Daraufhin erfolgte die Nachalarmierung der Dekon- Gruppe der FFW Geiselhöring, der UGÖEL der FFW Parkstetten, von CSA – Trägern der FFW Bogen und der CBRN – Truppe der FFW Straubing mit der Gerätewagen Gefahrgut. Messungen der FFW Geiselhöring ergaben eine hohe Chlorkonzentration am Eingang des Gebäudes, der leichte Wind verwehte dies jedoch sehr stark, so das im Umfeld nichts mehr gemessen werden konnte. In einem Umkreis von 50 m wurde abgesperrt und die Dekonstelle aufgebaut. Vier CSA Träger der FFW Straubing gingen zur Menschenrettung in den Keller vor und brachten die beiden Personen ins Freie. Dort wurden sie durch Sanitätshelfer der FFW Geiselhöring weiter versorgt.

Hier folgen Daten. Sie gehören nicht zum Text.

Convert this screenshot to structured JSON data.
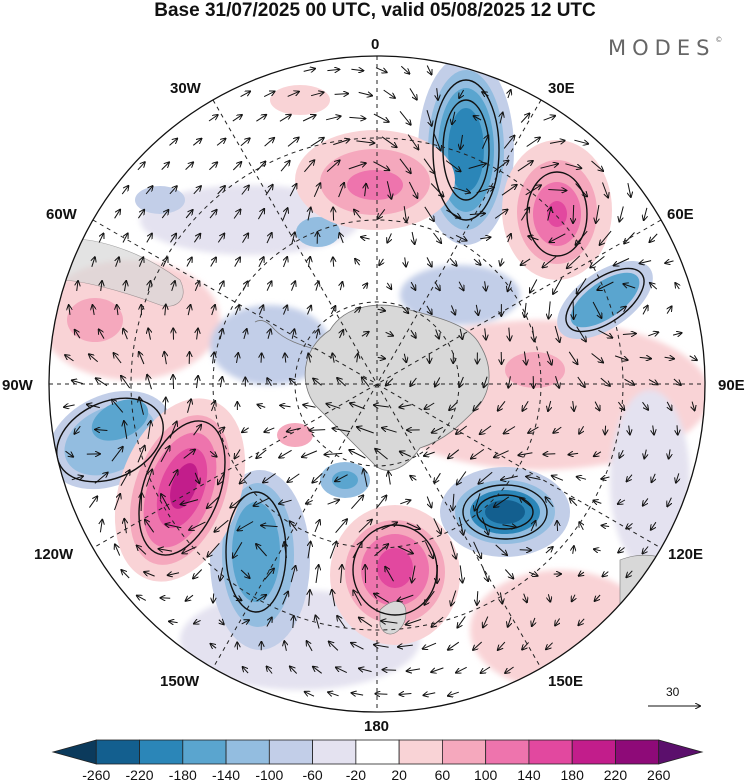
{
  "title": "Base 31/07/2025 00 UTC, valid 05/08/2025 12 UTC",
  "brand": "MODES",
  "brand_mark": "©",
  "labels": {
    "lon_0": "0",
    "lon_30e": "30E",
    "lon_60e": "60E",
    "lon_90e": "90E",
    "lon_120e": "120E",
    "lon_150e": "150E",
    "lon_180": "180",
    "lon_150w": "150W",
    "lon_120w": "120W",
    "lon_90w": "90W",
    "lon_60w": "60W",
    "lon_30w": "30W"
  },
  "vector_scale": "30",
  "colorbar": {
    "ticks": [
      "-260",
      "-220",
      "-180",
      "-140",
      "-100",
      "-60",
      "-20",
      "20",
      "60",
      "100",
      "140",
      "180",
      "220",
      "260"
    ],
    "colors": [
      "#0b3a5c",
      "#135f8f",
      "#2b86b8",
      "#5aa5cf",
      "#93bde0",
      "#c2cee8",
      "#e4e2f0",
      "#ffffff",
      "#f9d3d6",
      "#f5a8bd",
      "#ee74ad",
      "#e2489f",
      "#c21d8b",
      "#8e0a78",
      "#5b0f6c"
    ]
  },
  "colors": {
    "grid": "#222222",
    "land": "#d8d8d8",
    "coast": "#777777"
  },
  "anomaly_blobs": [
    {
      "region": "south-atlantic-east",
      "value": -220
    },
    {
      "region": "south-indian-west",
      "value": 180
    },
    {
      "region": "south-indian-east",
      "value": -140
    },
    {
      "region": "south-pacific-central",
      "value": 220
    },
    {
      "region": "south-pacific-east",
      "value": -180
    },
    {
      "region": "ross-sea-north",
      "value": 180
    },
    {
      "region": "south-australia",
      "value": -220
    },
    {
      "region": "south-atlantic-west",
      "value": 140
    }
  ]
}
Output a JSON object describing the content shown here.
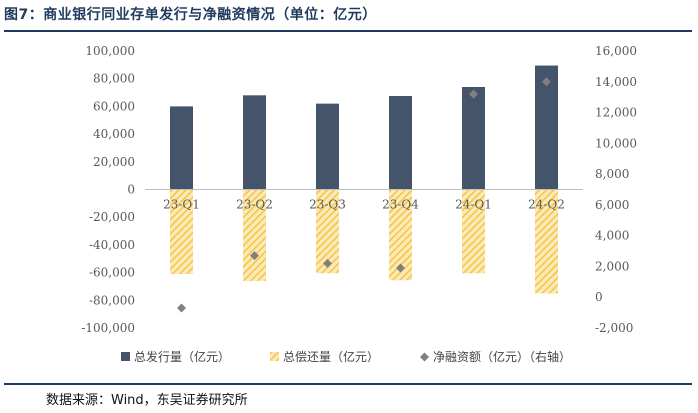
{
  "title": "图7：商业银行同业存单发行与净融资情况（单位：亿元）",
  "source": "数据来源：Wind，东吴证券研究所",
  "chart_data": {
    "type": "bar",
    "categories": [
      "23-Q1",
      "23-Q2",
      "23-Q3",
      "23-Q4",
      "24-Q1",
      "24-Q2"
    ],
    "series": [
      {
        "name": "总发行量（亿元）",
        "axis": "left",
        "values": [
          60000,
          68000,
          62000,
          67500,
          74000,
          89500
        ],
        "color": "#44546a"
      },
      {
        "name": "总偿还量（亿元）",
        "axis": "left",
        "values": [
          -61000,
          -66000,
          -60500,
          -65500,
          -60500,
          -75000
        ],
        "color": "#f5c542",
        "pattern": "diagonal-hatch"
      },
      {
        "name": "净融资额（亿元）（右轴）",
        "axis": "right",
        "type": "scatter",
        "marker": "diamond",
        "values": [
          -700,
          2700,
          2200,
          1900,
          13200,
          14000
        ],
        "color": "#808080"
      }
    ],
    "y_left": {
      "ylim": [
        -100000,
        100000
      ],
      "ticks": [
        100000,
        80000,
        60000,
        40000,
        20000,
        0,
        -20000,
        -40000,
        -60000,
        -80000,
        -100000
      ],
      "tick_labels": [
        "100,000",
        "80,000",
        "60,000",
        "40,000",
        "20,000",
        "0",
        "-20,000",
        "-40,000",
        "-60,000",
        "-80,000",
        "-100,000"
      ]
    },
    "y_right": {
      "ylim": [
        -2000,
        16000
      ],
      "ticks": [
        16000,
        14000,
        12000,
        10000,
        8000,
        6000,
        4000,
        2000,
        0,
        -2000
      ],
      "tick_labels": [
        "16,000",
        "14,000",
        "12,000",
        "10,000",
        "8,000",
        "6,000",
        "4,000",
        "2,000",
        "0",
        "-2,000"
      ]
    },
    "grid": false,
    "legend": "bottom"
  }
}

Bei einer weiteren Erkundung im Keller stellten CSA – Träger eine korrodierte Chlorgasflasche fest und forderte den Chlorflaschenabdichtsatz an. Dieser wurde von einem weiteren CSA – Trupp gebracht und gemeinsam angelegt. Die Lagerung der abgedichteten Flasche erfolgte in einer mit Wasser gefüllten Wanne.

Um genügend Atemschutzgeräteträger vor Ort zu haben wurde noch die FFW Perkam nachalarmiert, die eine Beleuchtung aufbauten und als Rettungstrupp bereit standen.

Die CSA – Träger der FFW Bogen standen zuerst als Rettungstrupp bereit und gingen anschließend ebenfalls in den Keller um die weiteren vorgefundenen Gefahrstoffe zu kontrollieren. Glücklicherweise konnte kein weiterer Gefahrstoffaustritt festgestellt werden. Abschließende Messungen und die Belüftung des Gebäudes mit einem Elektrolüfter schlossen die Übung ab. 

Kreisbrandinspektor Werner Schmitzer zeigte in der Abschlussbesprechung einige Hinweise auf und bedankte sich bei allen 70 Teilnehmern der Übung für ihre geopferte Zeit. Kreisbrandmeister Gefahrgut Albert Uttendorfer jun. Und KBI Moritz Mannes waren ebenfalls als Beobachter tätig und bescheinigten einen ruhigen Ablauf der Übung und eine gute Zusammenarbeit der eingesetzten Feuerwehren. 

Übungen sind zum Lernen da und so konnten wir wieder einige wichtige Erfahrungen sammeln.